Em “Ecce Homo” Nietzsche reforça os pontos mais conhecidos de sua filosofia: a crítica da moral cristã (“moral de ressentidos”), a tese do eterno retorno (segundo o qual cada um terá de viver a vida como agora e vivê-la ainda uma vez e inúmeras vezes, sempre na mesma ordem e sequência), a exaltação dos fortes e o desprezo pelo pobres de espírito, a superação do homem pela criação – poética, em certo sentido – pelo “Super Homem”. Também descreve o processo de criação de algumas de suas obras, como o já citado “Assim falou Zaratustra”, escrito durante dezoito meses, em grande parte na Itália.
Como sempre em Nietzsche, o estilo literário é assombro: mestre nos aforismos, o filósofo disserta sobre diversos assuntos, como sua própria vida e a decadência da Alemanha.

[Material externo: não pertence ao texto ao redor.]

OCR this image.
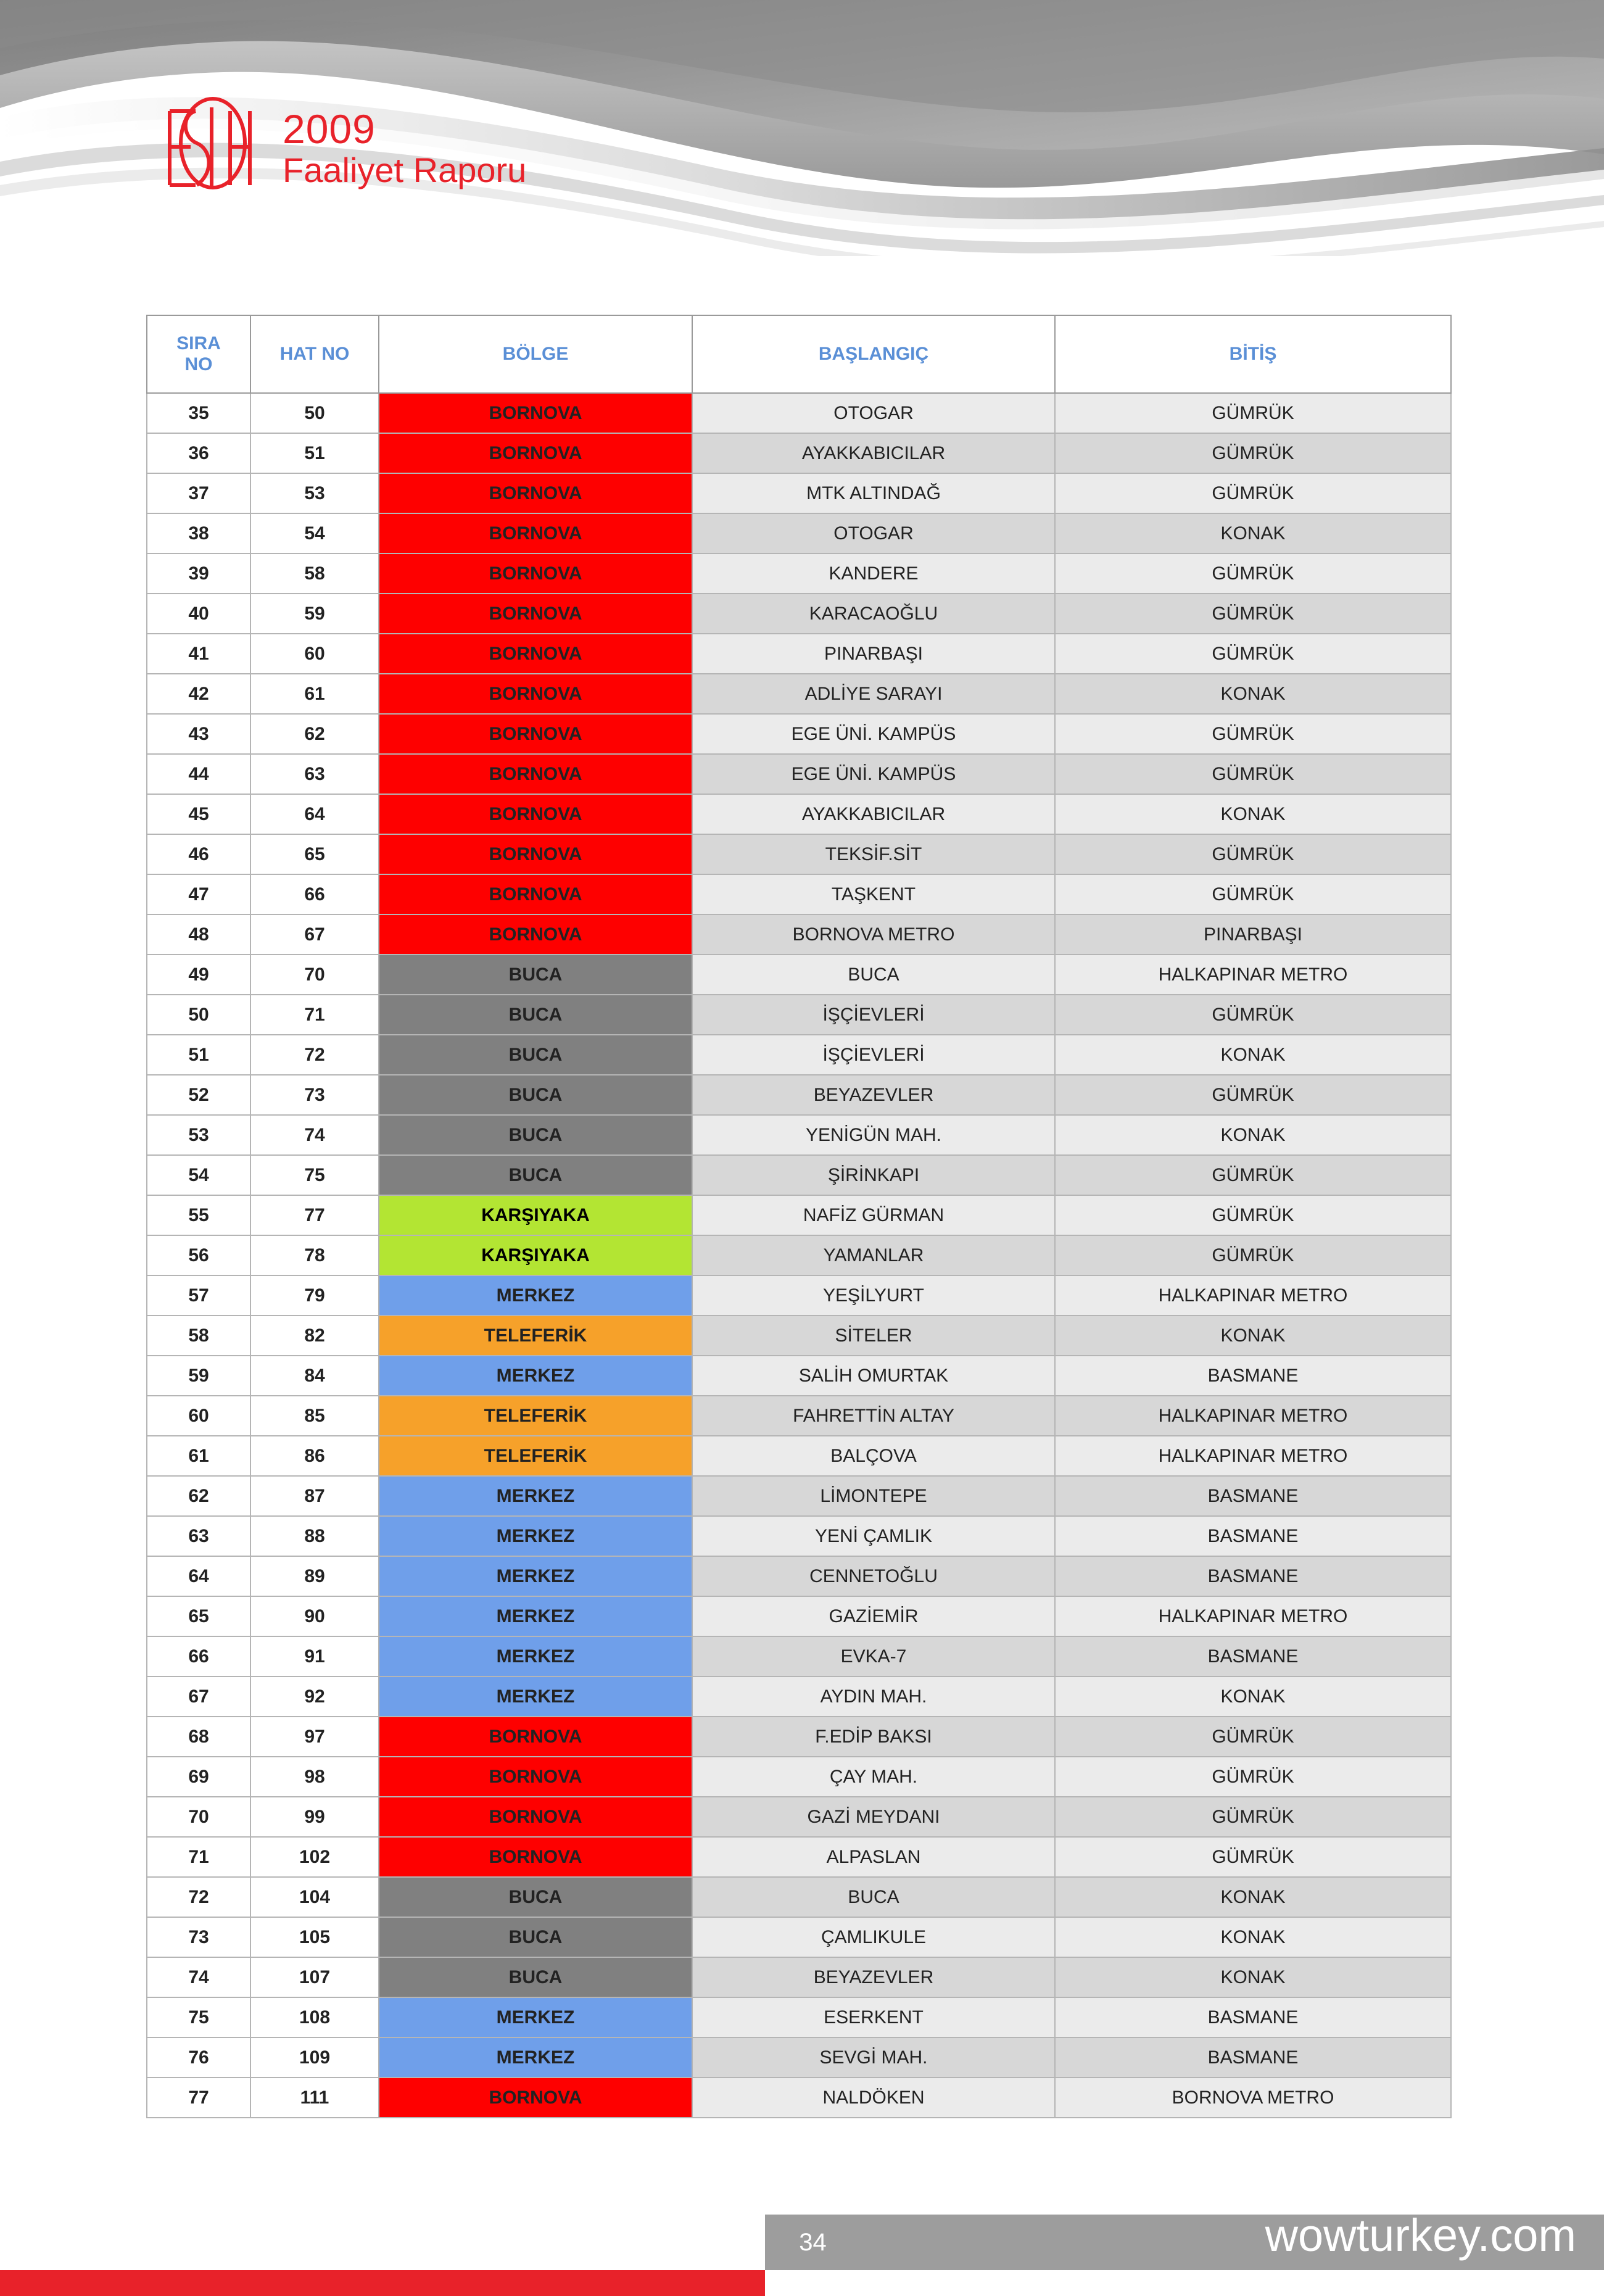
2009
Faaliyet Raporu
SIRA
NO	HAT NO	BÖLGE	BAŞLANGIÇ	BİTİŞ
35	50	BORNOVA	OTOGAR	GÜMRÜK
36	51	BORNOVA	AYAKKABICILAR	GÜMRÜK
37	53	BORNOVA	MTK ALTINDAĞ	GÜMRÜK
38	54	BORNOVA	OTOGAR	KONAK
39	58	BORNOVA	KANDERE	GÜMRÜK
40	59	BORNOVA	KARACAOĞLU	GÜMRÜK
41	60	BORNOVA	PINARBAŞI	GÜMRÜK
42	61	BORNOVA	ADLİYE SARAYI	KONAK
43	62	BORNOVA	EGE ÜNİ. KAMPÜS	GÜMRÜK
44	63	BORNOVA	EGE ÜNİ. KAMPÜS	GÜMRÜK
45	64	BORNOVA	AYAKKABICILAR	KONAK
46	65	BORNOVA	TEKSİF.SİT	GÜMRÜK
47	66	BORNOVA	TAŞKENT	GÜMRÜK
48	67	BORNOVA	BORNOVA METRO	PINARBAŞI
49	70	BUCA	BUCA	HALKAPINAR METRO
50	71	BUCA	İŞÇİEVLERİ	GÜMRÜK
51	72	BUCA	İŞÇİEVLERİ	KONAK
52	73	BUCA	BEYAZEVLER	GÜMRÜK
53	74	BUCA	YENİGÜN MAH.	KONAK
54	75	BUCA	ŞİRİNKAPI	GÜMRÜK
55	77	KARŞIYAKA	NAFİZ GÜRMAN	GÜMRÜK
56	78	KARŞIYAKA	YAMANLAR	GÜMRÜK
57	79	MERKEZ	YEŞİLYURT	HALKAPINAR METRO
58	82	TELEFERİK	SİTELER	KONAK
59	84	MERKEZ	SALİH OMURTAK	BASMANE
60	85	TELEFERİK	FAHRETTİN ALTAY	HALKAPINAR METRO
61	86	TELEFERİK	BALÇOVA	HALKAPINAR METRO
62	87	MERKEZ	LİMONTEPE	BASMANE
63	88	MERKEZ	YENİ ÇAMLIK	BASMANE
64	89	MERKEZ	CENNETOĞLU	BASMANE
65	90	MERKEZ	GAZİEMİR	HALKAPINAR METRO
66	91	MERKEZ	EVKA-7	BASMANE
67	92	MERKEZ	AYDIN MAH.	KONAK
68	97	BORNOVA	F.EDİP BAKSI	GÜMRÜK
69	98	BORNOVA	ÇAY MAH.	GÜMRÜK
70	99	BORNOVA	GAZİ MEYDANI	GÜMRÜK
71	102	BORNOVA	ALPASLAN	GÜMRÜK
72	104	BUCA	BUCA	KONAK
73	105	BUCA	ÇAMLIKULE	KONAK
74	107	BUCA	BEYAZEVLER	KONAK
75	108	MERKEZ	ESERKENT	BASMANE
76	109	MERKEZ	SEVGİ MAH.	BASMANE
77	111	BORNOVA	NALDÖKEN	BORNOVA METRO
34	wowturkey.com
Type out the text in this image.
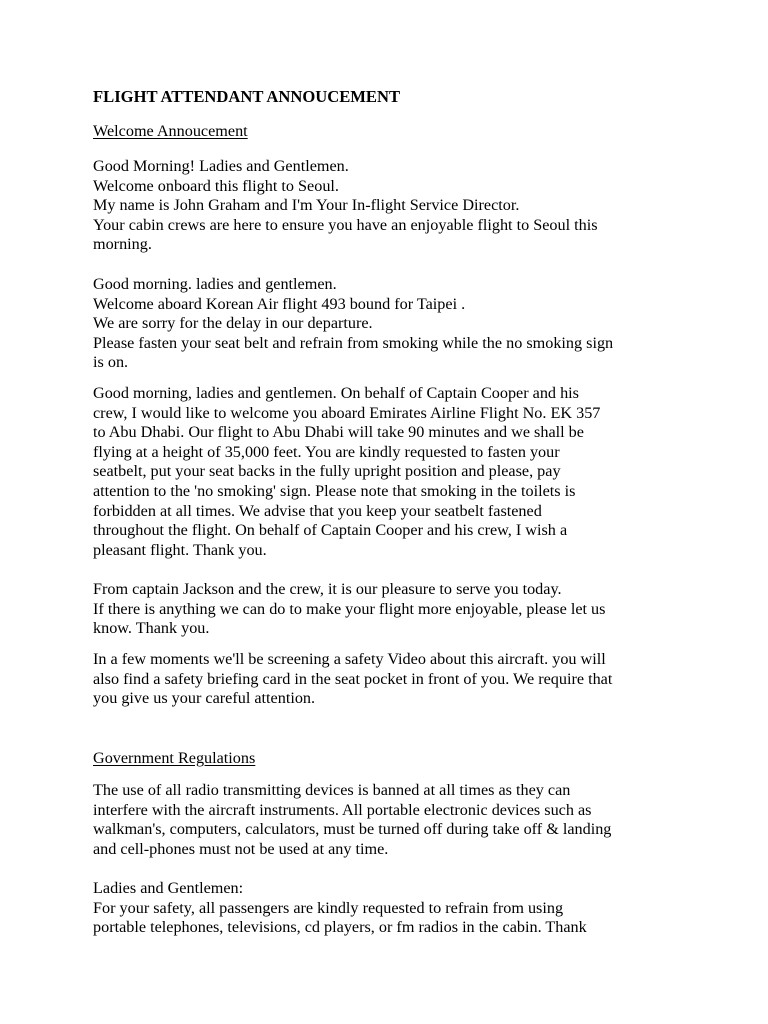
FLIGHT ATTENDANT ANNOUCEMENT
Welcome Annoucement
Good Morning! Ladies and Gentlemen.
Welcome onboard this flight to Seoul.
My name is John Graham and I'm Your In-flight Service Director.
Your cabin crews are here to ensure you have an enjoyable flight to Seoul this
morning.
Good morning. ladies and gentlemen.
Welcome aboard Korean Air flight 493 bound for Taipei .
We are sorry for the delay in our departure.
Please fasten your seat belt and refrain from smoking while the no smoking sign
is on.
Good morning, ladies and gentlemen. On behalf of Captain Cooper and his
crew, I would like to welcome you aboard Emirates Airline Flight No. EK 357
to Abu Dhabi. Our flight to Abu Dhabi will take 90 minutes and we shall be
flying at a height of 35,000 feet. You are kindly requested to fasten your
seatbelt, put your seat backs in the fully upright position and please, pay
attention to the 'no smoking' sign. Please note that smoking in the toilets is
forbidden at all times. We advise that you keep your seatbelt fastened
throughout the flight. On behalf of Captain Cooper and his crew, I wish a
pleasant flight. Thank you.
From captain Jackson and the crew, it is our pleasure to serve you today.
If there is anything we can do to make your flight more enjoyable, please let us
know. Thank you.
In a few moments we'll be screening a safety Video about this aircraft. you will
also find a safety briefing card in the seat pocket in front of you. We require that
you give us your careful attention.
Government Regulations
The use of all radio transmitting devices is banned at all times as they can
interfere with the aircraft instruments. All portable electronic devices such as
walkman's, computers, calculators, must be turned off during take off & landing
and cell-phones must not be used at any time.
Ladies and Gentlemen:
For your safety, all passengers are kindly requested to refrain from using
portable telephones, televisions, cd players, or fm radios in the cabin. Thank
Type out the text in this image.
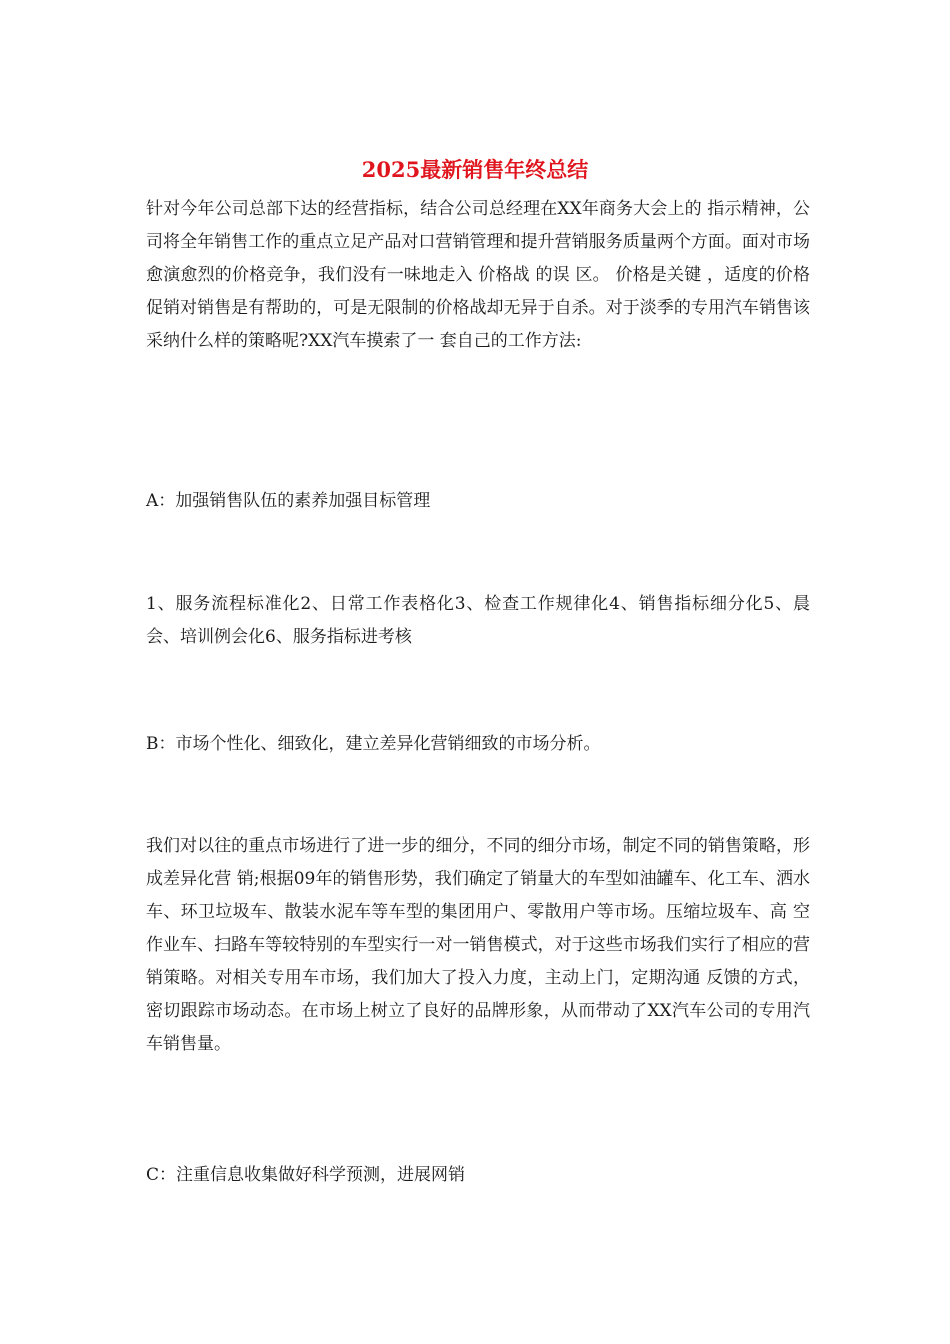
2025最新销售年终总结

针对今年公司总部下达的经营指标，结合公司总经理在XX年商务大会上的 指示精神，公司将全年销售工作的重点立足产品对口营销管理和提升营销服务质量两个方面。面对市场愈演愈烈的价格竞争，我们没有一味地走入 价格战 的误 区。 价格是关键 ，适度的价格促销对销售是有帮助的，可是无限制的价格战却无异于自杀。对于淡季的专用汽车销售该采纳什么样的策略呢?XX汽车摸索了一 套自己的工作方法:

A：加强销售队伍的素养加强目标管理

1、服务流程标准化2、日常工作表格化3、检查工作规律化4、销售指标细分化5、晨会、培训例会化6、服务指标进考核

B：市场个性化、细致化，建立差异化营销细致的市场分析。

我们对以往的重点市场进行了进一步的细分，不同的细分市场，制定不同的销售策略，形成差异化营 销;根据09年的销售形势，我们确定了销量大的车型如油罐车、化工车、洒水车、环卫垃圾车、散装水泥车等车型的集团用户、零散用户等市场。压缩垃圾车、高 空作业车、扫路车等较特别的车型实行一对一销售模式，对于这些市场我们实行了相应的营销策略。对相关专用车市场，我们加大了投入力度，主动上门，定期沟通 反馈的方式，密切跟踪市场动态。在市场上树立了良好的品牌形象，从而带动了XX汽车公司的专用汽车销售量。

C：注重信息收集做好科学预测，进展网销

Apresento alguns trechos a seguir para dar uma ideia da coisa.
"Àqueles que silenciam quase sempre lhes falta algo em fineza e polidez de coração; silenciar é uma objeção; engolir sapos faz, irremediavelmente, um mau caráter – e inclusive estraga o estômago... Todos aqueles que silenciam são dispépticos. –"
"Eu jamais compreendi a arte de me indispor comigo mesmo – e também isso eu devo a meu pai incomparável –, mesmo quando isso me pareceu ser de grande valor. Eu inclusive não me senti, por mais que uma afirmativa dessas possa parecer pagã, uma só vez que fosse, indisposto comigo mesmo; pode-se virar minha vida de frente e do avesso e apenas raramente, na verdade apenas uma única vez, se encontrará rastros de que alguém teve contra mim más intenções – mas talvez venha a se encontrar rastros um tanto demasiados de boas intenções... Minhas próprias experiências com esse tipo de gente, com o qual todo mundo tem más experiências, falam, sem exceção, em favor deles; eu amanso qualquer urso e sou capaz até de fazer de um palhaço uma pessoa decente. Durante os sete anos em que ensinei grego nas classes mais altas do Liceu de Basiléia,[10] jamais tive motivo para pôr alguém de castigo; os mais vagabundos eram diligentes comigo."
“Eu conheço meu fado. Um dia haverão de unir meu nome à lembrança de algo monstruoso – uma crise como jamais houve outra na Terra, na mais profunda colisão de consciência, em uma decisão contra tudo aquilo que até então tinha sido acreditado, reivindicado, santificado... Eu não sou homem, sou dinamite.”